2020 cannot stop surprising us: 70 more properties are scheduled to open their doors throughout Africa till the end of the year, which might come as a surprise to those of us dreading the currently ubiquitous single-digit occupancy levels and the consequences of quite a rich supply influx. However, the newly entering 13,000 – odd rooms do not have to spell doom for the existent players, should they be versatile enough to adapt to the current circumstances and willing to explore the previously untapped markets with creative diversification strategies.
Looking further into the future, other 78 projects are bound to start welcoming guests in 2021, followed by 55, 23 and 53 signings in 2022, 2023 and 2024+ respectively. Out of the whooping 279 planned hotels, about a half are positioned as luxurious properties, highlighting the international chains’ interest in the progressive development of the continent’s perception as an upscale travel destination. Despite this, given the positive intra-continental dynamics, increasing disposable income and the likely faster resurgence of business travel in the post-covid world, budget and four-star sector may be better positioned for gains, should it secure the necessary funding.
As to the country-level analysis, Egypt – an already established market – keeps leading the way with 17,351 rooms in pipeline, followed by Morocco and Nigeria with 34 and 25 hotels respectively. Ethiopia, Kenya and South Africa are also in the top performers, despite the current absorption struggles and unclear economic perspectives in the latter country.

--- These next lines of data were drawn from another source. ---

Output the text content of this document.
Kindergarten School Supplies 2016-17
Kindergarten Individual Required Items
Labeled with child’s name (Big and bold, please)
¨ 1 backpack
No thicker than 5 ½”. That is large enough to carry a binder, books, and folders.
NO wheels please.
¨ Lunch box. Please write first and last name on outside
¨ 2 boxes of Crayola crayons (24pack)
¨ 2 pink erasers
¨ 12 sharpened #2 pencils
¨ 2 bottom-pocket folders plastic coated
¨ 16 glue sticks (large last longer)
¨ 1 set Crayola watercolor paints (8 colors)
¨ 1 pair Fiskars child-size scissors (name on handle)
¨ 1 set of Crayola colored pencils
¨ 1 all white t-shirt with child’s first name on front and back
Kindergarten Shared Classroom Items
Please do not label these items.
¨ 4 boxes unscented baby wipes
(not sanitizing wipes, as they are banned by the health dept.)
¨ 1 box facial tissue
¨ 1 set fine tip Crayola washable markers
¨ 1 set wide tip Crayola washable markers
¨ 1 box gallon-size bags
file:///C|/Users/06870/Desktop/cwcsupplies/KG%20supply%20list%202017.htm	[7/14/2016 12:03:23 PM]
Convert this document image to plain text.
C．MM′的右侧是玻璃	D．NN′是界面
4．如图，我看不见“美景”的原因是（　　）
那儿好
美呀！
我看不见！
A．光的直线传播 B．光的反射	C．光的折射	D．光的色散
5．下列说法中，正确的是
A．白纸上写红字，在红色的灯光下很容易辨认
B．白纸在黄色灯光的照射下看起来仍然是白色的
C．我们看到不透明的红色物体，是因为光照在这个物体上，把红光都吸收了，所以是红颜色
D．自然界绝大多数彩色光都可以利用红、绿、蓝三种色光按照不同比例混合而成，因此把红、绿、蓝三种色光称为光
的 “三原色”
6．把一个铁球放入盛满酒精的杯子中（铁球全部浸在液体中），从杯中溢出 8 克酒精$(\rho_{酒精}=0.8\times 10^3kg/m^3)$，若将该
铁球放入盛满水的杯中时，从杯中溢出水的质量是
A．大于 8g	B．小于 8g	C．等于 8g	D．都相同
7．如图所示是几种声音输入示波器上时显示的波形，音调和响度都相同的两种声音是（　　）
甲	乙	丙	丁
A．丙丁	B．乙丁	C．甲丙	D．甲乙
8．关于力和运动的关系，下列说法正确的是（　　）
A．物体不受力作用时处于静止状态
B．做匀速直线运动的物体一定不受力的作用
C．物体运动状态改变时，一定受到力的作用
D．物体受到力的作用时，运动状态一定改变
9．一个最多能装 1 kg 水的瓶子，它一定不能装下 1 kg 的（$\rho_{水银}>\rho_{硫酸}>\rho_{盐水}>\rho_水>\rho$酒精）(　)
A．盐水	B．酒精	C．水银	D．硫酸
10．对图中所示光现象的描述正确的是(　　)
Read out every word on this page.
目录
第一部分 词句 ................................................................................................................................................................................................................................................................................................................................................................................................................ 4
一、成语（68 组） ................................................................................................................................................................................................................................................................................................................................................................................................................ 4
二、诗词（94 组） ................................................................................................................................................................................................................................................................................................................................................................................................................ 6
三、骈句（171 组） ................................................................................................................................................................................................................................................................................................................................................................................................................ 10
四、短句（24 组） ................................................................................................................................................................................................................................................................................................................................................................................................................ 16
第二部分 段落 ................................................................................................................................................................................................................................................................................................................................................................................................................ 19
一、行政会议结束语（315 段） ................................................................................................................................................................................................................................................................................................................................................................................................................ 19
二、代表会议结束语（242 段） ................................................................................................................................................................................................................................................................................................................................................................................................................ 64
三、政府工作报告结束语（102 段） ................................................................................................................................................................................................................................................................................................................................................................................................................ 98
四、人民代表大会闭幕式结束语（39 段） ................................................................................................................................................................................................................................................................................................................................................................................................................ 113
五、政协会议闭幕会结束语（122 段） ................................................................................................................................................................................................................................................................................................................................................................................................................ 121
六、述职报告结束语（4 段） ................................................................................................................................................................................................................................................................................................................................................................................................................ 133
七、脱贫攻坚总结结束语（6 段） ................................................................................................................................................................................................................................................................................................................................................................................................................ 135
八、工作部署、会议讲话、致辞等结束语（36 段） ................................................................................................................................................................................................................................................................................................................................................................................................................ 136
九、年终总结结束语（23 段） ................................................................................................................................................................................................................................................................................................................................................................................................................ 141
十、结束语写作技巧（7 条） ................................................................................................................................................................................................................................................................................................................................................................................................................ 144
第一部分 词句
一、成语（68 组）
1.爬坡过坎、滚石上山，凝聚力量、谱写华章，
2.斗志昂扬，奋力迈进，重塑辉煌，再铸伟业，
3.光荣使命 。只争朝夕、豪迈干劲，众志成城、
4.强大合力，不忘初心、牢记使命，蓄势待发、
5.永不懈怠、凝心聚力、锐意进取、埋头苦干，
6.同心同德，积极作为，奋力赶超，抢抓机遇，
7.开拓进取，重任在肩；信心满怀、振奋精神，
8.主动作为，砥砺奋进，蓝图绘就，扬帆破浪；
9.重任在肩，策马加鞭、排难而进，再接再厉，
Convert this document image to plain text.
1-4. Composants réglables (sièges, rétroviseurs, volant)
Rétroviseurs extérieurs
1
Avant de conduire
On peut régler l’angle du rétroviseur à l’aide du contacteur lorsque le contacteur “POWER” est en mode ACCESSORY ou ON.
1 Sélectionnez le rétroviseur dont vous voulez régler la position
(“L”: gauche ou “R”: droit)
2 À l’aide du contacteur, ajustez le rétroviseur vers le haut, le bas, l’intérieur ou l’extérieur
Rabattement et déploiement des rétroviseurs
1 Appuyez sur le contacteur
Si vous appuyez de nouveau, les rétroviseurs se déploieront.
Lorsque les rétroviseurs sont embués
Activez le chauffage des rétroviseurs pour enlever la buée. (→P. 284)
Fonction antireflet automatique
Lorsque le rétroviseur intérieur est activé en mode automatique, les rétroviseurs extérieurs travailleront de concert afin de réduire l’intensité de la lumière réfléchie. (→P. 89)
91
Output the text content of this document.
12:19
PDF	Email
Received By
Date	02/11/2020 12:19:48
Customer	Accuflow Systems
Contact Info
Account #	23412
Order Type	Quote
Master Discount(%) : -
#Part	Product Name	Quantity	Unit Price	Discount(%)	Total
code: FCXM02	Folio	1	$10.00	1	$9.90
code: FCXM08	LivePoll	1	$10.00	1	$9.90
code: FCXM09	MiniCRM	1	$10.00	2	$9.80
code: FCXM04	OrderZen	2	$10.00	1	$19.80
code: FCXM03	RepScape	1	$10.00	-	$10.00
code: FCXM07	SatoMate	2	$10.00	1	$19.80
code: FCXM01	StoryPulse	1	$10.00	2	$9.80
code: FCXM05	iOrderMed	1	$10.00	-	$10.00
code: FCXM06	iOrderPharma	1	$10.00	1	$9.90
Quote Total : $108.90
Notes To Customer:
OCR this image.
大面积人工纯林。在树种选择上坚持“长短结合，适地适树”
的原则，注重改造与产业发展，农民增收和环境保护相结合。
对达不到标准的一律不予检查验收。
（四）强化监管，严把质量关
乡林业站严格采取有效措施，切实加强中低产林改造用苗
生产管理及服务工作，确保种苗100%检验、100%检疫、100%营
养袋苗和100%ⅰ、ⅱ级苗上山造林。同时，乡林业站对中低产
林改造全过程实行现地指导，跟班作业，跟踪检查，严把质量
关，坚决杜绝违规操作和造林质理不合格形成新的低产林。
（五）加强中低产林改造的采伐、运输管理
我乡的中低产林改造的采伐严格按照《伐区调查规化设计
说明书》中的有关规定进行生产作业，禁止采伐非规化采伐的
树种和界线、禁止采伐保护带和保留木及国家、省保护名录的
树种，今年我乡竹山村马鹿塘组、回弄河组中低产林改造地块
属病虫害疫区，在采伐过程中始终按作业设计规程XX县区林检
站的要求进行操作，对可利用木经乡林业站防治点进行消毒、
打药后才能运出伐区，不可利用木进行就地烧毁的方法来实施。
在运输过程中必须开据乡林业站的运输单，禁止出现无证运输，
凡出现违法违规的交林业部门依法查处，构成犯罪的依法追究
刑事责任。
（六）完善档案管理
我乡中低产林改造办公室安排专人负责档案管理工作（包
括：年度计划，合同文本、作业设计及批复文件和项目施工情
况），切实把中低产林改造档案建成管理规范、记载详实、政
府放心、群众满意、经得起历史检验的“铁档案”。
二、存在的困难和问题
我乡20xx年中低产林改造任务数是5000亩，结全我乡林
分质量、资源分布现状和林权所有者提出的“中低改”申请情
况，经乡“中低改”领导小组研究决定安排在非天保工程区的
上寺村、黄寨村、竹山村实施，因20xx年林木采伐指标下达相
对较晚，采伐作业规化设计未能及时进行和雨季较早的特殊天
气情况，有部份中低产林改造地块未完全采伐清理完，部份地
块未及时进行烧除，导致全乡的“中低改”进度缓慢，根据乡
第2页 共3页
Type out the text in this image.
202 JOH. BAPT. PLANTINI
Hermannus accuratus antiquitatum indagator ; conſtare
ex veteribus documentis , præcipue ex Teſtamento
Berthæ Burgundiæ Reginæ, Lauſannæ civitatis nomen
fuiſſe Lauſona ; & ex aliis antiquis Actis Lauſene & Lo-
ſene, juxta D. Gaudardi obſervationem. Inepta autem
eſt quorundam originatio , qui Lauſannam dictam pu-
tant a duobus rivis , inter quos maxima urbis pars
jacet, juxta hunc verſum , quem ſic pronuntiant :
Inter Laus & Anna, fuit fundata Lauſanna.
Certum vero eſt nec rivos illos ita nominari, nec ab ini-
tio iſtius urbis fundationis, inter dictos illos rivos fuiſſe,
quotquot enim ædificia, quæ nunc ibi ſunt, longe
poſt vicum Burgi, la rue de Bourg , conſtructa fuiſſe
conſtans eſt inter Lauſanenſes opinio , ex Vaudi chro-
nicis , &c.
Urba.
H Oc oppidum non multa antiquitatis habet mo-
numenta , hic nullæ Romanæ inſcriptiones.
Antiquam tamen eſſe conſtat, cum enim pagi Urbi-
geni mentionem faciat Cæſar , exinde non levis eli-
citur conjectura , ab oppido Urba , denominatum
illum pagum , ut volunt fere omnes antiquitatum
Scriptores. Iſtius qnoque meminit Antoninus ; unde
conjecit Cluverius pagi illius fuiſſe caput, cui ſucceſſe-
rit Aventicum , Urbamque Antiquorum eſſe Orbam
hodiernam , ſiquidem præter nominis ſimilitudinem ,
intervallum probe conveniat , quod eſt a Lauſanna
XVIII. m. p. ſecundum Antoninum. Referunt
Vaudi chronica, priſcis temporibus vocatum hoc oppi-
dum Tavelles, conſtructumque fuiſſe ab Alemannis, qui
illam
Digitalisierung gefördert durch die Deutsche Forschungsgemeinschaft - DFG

When it comes to the urban markets, once again, Cairo is at the top of the class with 4,621 rooms in development. Ethiopian and Kenyan capitals follow with 12 projects both, while Abidjan (Côte d’Ivoire) and Abuja (Nigeria) are slightly behind with nine and eight hotels respectively.
With its ambitious Africa expansion strategy, Radisson Hotel Group is turning its plans into reality with 38 openings in the coming years, out of which 19 properties are positioned as Radisson Blu hotels, ten as Radisson and the remaining nine as Park Inn. Hilton Worldwide is following up with 26 projects and a total of 5,187 keys signed in the signature Hilton brand. Accor and Marriott International also continue establishing their presence on the continent with 26 and 17 properties respectively.
Regardless of how exactly the markets will absorb this supply in the “new normal” order, the sheer number of projects under development instills optimism, as it signals the long-term perception of Africa as a fruitful region when it comes to hospitality. We hope, such perception will not be much different for the short-term perspective either.